Riding, riding, riding. Just trying to eat the miles in the swiftest pace possible, maintaining energy to get across the line. Fairly straightforward. Endurance=endure and time. Realizing more and more how freaking difficult it is to become a true cyclist--how many hundreds of hours and thousands of miles need to be spent to simply develop the muscle memory, stamina, experience to do it. And that's just the base level. To have more than one (slow) speed, or any actual skill--that's an entirely different, more complicated issue. I marvel at how many people just left me in the, well, dust, all day Saturday. Too, I caught and passed a great number of people, so I'm not horrible, but there were strata of competitive vs pleasure riders (perhaps not pleasure, per se); okay: racers vs riders.

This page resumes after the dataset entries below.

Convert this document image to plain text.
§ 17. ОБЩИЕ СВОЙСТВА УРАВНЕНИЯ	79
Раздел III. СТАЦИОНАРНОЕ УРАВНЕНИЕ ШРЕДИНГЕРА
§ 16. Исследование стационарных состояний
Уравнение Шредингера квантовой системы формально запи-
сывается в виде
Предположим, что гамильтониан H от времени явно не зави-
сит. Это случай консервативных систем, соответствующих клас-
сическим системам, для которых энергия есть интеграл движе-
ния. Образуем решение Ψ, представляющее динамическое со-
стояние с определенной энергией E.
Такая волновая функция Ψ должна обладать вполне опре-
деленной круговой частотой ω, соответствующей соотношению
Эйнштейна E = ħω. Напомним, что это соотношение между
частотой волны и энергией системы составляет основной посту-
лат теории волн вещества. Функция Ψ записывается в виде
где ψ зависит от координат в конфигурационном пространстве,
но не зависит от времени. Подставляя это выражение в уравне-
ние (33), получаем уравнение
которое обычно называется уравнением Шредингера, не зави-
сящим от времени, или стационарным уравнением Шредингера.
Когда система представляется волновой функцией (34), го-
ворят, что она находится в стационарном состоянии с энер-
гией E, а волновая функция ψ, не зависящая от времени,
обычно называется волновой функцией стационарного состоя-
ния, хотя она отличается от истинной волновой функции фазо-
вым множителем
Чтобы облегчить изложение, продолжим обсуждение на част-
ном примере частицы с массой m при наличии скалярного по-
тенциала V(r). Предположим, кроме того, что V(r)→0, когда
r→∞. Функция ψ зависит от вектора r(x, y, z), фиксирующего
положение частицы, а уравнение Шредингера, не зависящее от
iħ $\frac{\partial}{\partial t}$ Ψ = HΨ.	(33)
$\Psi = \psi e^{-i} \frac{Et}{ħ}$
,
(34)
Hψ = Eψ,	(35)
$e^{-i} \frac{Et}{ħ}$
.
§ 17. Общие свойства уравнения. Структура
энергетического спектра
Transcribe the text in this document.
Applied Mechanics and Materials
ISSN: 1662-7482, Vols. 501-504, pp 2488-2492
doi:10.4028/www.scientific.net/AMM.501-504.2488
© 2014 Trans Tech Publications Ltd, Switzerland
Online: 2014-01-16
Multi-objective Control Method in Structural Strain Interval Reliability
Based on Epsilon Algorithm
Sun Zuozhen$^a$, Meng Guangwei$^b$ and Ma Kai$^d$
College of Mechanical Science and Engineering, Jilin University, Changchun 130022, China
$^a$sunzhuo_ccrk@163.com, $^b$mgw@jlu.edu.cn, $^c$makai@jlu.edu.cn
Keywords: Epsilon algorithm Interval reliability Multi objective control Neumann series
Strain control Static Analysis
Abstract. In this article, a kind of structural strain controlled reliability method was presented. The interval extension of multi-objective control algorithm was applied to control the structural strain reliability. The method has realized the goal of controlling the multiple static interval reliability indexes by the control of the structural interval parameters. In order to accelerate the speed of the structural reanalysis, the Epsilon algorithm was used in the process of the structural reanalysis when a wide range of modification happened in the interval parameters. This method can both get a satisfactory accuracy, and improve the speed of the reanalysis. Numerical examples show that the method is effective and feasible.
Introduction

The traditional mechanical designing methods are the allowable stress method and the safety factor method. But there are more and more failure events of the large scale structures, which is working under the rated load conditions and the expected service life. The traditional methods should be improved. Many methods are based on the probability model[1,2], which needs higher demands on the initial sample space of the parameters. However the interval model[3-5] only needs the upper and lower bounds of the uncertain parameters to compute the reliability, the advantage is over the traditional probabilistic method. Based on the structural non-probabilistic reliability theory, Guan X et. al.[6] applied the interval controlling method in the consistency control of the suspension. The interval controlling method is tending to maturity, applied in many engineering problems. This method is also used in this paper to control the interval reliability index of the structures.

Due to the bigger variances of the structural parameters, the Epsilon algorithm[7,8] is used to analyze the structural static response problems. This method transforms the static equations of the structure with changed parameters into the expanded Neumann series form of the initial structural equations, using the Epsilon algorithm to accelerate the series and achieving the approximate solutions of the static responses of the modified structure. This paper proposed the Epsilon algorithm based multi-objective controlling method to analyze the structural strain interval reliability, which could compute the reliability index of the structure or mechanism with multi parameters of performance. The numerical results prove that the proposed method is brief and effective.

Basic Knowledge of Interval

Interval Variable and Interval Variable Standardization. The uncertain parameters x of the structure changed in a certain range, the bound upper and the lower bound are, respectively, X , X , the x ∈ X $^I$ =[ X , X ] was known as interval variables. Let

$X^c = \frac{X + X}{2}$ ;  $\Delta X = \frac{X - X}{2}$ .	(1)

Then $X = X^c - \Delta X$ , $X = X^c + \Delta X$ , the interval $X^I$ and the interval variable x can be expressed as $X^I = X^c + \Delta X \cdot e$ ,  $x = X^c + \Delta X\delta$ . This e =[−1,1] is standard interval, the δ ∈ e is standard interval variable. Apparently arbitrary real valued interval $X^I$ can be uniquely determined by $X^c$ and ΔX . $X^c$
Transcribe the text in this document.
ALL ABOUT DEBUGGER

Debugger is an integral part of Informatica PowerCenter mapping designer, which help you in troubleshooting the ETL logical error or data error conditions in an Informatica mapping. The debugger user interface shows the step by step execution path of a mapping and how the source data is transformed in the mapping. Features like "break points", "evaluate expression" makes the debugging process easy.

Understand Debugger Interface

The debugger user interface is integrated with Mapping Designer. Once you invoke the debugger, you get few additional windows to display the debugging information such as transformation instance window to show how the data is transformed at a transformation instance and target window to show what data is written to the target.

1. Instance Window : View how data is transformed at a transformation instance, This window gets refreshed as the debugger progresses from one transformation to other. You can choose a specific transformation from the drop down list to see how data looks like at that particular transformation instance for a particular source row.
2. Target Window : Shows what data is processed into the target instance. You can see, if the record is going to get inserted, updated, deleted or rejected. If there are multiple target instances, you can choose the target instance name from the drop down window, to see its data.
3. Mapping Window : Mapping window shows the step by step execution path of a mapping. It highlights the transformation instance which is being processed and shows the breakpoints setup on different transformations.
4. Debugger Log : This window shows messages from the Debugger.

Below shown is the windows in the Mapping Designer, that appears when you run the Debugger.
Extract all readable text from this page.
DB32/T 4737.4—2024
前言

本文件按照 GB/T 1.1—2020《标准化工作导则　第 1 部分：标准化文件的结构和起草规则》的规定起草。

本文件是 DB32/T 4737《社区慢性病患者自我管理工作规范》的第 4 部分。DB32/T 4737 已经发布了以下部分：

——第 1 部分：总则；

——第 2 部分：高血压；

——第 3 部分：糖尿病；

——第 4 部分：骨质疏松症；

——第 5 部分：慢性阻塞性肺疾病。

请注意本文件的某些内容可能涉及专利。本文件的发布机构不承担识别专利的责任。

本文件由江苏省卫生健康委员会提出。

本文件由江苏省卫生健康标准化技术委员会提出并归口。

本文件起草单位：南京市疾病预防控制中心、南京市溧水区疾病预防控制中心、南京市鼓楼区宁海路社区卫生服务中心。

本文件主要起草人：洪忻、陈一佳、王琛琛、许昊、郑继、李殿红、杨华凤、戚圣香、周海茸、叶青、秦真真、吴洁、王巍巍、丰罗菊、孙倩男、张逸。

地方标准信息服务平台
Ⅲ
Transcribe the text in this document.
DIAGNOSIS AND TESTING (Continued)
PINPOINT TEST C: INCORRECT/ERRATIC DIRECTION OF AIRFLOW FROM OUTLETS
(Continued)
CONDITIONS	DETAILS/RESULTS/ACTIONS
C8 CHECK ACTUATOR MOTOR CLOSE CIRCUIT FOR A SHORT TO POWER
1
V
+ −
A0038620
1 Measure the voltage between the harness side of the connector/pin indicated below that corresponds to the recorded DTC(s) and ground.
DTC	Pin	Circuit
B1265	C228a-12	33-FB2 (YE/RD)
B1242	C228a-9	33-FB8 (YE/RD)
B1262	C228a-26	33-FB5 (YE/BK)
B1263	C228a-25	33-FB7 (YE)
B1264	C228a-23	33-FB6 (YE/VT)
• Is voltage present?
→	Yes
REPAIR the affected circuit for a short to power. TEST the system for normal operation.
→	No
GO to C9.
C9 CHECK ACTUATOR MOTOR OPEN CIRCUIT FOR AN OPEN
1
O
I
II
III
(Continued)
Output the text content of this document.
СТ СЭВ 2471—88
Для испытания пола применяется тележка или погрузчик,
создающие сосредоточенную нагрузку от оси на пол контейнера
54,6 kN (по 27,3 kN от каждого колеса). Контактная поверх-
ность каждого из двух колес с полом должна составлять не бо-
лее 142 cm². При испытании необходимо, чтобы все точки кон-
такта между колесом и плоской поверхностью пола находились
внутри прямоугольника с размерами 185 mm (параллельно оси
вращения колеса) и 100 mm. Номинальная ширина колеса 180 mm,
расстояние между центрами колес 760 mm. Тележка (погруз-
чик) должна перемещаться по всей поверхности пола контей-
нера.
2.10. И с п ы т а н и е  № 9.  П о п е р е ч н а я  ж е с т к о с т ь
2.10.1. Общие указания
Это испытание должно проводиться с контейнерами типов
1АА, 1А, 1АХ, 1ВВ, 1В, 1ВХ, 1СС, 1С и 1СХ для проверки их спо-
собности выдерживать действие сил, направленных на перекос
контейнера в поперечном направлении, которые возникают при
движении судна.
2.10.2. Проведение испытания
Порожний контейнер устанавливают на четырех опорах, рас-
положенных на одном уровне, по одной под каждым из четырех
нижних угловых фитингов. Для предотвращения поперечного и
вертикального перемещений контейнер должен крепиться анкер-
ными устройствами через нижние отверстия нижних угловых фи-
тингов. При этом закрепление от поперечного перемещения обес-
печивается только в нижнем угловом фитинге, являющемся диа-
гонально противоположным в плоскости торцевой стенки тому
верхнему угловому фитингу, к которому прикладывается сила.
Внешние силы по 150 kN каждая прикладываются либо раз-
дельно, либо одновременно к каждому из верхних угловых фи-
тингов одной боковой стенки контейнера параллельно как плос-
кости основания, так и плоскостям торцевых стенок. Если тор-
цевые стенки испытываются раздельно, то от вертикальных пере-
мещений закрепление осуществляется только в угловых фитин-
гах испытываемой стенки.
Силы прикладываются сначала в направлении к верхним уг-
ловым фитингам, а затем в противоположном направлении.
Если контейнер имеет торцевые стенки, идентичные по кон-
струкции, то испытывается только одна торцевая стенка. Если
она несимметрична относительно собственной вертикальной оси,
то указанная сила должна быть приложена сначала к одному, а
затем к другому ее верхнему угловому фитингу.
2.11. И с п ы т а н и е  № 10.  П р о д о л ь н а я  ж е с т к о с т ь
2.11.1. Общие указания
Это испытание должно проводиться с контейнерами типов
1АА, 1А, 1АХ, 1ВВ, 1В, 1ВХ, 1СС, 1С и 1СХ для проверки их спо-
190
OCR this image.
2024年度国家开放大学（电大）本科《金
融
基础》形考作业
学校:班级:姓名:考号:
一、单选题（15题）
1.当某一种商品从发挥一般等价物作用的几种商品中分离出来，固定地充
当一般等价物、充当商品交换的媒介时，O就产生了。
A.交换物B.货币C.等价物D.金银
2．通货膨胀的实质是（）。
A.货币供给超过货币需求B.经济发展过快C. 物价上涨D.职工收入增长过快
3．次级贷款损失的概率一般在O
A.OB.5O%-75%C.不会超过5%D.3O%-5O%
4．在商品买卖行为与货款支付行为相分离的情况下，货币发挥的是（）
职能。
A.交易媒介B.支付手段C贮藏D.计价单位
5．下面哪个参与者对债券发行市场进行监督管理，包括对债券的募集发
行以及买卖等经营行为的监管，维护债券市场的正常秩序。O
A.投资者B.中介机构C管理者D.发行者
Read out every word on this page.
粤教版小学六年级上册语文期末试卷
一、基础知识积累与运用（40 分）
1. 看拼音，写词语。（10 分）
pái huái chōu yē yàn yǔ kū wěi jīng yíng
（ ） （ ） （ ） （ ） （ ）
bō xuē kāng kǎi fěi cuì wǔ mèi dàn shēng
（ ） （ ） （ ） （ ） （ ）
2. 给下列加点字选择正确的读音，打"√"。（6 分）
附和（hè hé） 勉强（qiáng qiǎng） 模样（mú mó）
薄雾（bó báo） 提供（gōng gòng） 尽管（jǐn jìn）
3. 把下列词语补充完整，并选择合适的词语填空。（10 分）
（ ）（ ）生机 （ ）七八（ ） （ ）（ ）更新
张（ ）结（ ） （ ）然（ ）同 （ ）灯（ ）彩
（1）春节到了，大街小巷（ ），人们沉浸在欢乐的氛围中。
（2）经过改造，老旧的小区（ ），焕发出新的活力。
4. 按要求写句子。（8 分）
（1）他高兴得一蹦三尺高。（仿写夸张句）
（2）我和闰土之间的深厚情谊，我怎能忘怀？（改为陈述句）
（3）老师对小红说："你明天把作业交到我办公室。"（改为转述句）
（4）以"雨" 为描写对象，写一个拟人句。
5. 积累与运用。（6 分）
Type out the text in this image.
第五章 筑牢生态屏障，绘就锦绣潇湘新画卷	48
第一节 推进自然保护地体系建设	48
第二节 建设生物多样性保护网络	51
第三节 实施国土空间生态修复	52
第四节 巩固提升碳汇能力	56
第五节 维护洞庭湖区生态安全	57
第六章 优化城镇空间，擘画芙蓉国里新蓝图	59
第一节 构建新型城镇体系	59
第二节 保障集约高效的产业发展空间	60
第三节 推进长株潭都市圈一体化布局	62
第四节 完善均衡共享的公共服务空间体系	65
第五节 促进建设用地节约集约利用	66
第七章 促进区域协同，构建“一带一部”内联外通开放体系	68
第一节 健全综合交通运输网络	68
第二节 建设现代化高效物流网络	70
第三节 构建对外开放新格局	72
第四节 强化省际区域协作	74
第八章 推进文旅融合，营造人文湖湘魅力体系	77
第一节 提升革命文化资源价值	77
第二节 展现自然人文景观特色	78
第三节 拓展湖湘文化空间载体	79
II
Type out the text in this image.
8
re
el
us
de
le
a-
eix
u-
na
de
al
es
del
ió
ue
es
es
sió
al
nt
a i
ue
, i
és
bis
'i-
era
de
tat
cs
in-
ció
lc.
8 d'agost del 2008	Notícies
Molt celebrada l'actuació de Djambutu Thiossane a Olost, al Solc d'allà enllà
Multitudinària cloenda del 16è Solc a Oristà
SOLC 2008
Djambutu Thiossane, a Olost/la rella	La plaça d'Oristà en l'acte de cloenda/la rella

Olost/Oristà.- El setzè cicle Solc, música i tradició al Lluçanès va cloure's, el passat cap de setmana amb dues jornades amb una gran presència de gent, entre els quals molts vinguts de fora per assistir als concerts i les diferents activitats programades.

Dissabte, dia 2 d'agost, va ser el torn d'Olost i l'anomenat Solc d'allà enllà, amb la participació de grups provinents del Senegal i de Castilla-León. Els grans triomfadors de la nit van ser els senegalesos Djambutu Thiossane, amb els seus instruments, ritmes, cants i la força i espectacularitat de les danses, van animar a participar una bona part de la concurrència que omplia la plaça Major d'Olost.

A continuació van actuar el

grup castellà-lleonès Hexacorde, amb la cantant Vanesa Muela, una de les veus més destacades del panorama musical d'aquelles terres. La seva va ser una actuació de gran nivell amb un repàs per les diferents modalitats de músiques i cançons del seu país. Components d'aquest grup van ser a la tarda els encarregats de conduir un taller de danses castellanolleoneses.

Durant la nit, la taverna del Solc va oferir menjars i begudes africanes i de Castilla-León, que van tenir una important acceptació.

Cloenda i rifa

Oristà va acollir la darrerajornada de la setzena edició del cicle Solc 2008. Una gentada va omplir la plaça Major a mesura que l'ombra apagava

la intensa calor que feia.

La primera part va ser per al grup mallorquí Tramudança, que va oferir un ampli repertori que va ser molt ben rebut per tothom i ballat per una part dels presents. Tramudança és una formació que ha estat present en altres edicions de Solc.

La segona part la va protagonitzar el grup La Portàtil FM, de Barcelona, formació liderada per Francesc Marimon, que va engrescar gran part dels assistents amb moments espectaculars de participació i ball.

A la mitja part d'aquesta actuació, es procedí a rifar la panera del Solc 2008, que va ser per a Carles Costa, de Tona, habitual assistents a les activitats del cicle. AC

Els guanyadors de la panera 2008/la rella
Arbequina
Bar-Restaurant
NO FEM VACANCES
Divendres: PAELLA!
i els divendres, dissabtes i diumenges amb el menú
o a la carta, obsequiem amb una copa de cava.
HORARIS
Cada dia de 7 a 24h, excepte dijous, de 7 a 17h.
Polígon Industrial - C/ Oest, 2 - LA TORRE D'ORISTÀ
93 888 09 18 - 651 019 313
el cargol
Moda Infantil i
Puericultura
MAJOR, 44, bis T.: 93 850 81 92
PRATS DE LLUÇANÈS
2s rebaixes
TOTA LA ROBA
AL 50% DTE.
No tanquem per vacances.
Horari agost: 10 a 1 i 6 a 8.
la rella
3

In high school and college, being a football player, I was surrounded by lots of big dummies (not from Surly) who scoffed and mocked the soccer players for being effete and less-macho than the swollen, violent pigskin boys. I knew enough to appreciate how hard it was/is to run that much, and how much skill goes into the dexterity of good soccer. Cycling requires brutal stamina, merciless tactical acumen, yet the casual observer gets tripped up on the goofy costumes and the media illusions around Lance Armstrong's success.
I don't know that I could have pushed much more, or ridden any slower. I just go. Absent the uncertainty and worry, however, I think there would have been more efficient pedaling and mental focus.
We'll see how the Dirty Benjy goes in June. Going to be hot hotter hot, albeit less hilly.